Gerenciar chaves do consumidor com o Azure Key Vault
Nesta página
Observação
Este recurso não está disponível para nenhuma das seguintes implantações:
Instâncias sem servidor
M0clustersM2/M5clustersClusters flexíveis
Para saber mais,consulte Limites.
Você pode usar uma chave gerenciada pelo cliente (CMK) do Azure Key Vault (AKV) para criptografar ainda mais seus dados em repouso no Atlas. Você também pode configurar todo o tráfego para o seu AKV para usar o Azure Private Link.
O Atlas usa sua CMK do Azure Key Vault para criptografar e descriptografar suas chaves mestras do MongoDB . Essas chaves mestras do MongoDB são usadas para criptografar arquivos de banco de dados de dados de cluster e snapshots de provedores de nuvem. Para saber mais sobre como o Atlas usa CMKs para criptografia, consulte Sobre chaves gerenciadas pelo Azure Key Vault.

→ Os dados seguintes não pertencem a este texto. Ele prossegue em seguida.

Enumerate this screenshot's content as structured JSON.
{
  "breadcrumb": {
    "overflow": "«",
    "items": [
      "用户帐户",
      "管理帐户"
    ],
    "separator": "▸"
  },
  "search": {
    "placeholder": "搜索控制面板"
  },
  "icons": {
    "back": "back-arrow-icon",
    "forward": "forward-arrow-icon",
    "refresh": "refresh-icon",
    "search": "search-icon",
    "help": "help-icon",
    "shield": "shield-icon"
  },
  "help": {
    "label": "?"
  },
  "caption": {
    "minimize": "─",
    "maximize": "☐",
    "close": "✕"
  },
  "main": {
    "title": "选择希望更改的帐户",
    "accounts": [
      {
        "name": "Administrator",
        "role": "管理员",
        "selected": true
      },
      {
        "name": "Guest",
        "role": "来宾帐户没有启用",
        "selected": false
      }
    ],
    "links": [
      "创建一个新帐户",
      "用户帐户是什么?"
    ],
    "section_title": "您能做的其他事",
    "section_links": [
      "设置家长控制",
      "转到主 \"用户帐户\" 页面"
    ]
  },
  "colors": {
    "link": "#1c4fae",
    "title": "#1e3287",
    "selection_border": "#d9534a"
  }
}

Quando você usa seu próprio provedor de nuvem KMS, o Atlas gira automaticamente as chaves mestras do MongoDB pelo menos a cada 90 dias. A rotação de suas chaves começará durante uma período de manutenção , se houver uma configurada. Adiar a manutenção (manual ou automaticamente) pode fazer com que a chave seja girada além da marca de 90dias. As chaves são giradas de forma contínua e o processo não exige que os dados sejam reescritos.
Importante
O Azure limita a vida útil do segredo do cliente para CMKs a dois anos. O Atlas não pode acessar uma CMK depois que o segredo do cliente expira. Portanto, gire os segredos do cliente antes da expiração para evitar a perda de disponibilidade do cluster.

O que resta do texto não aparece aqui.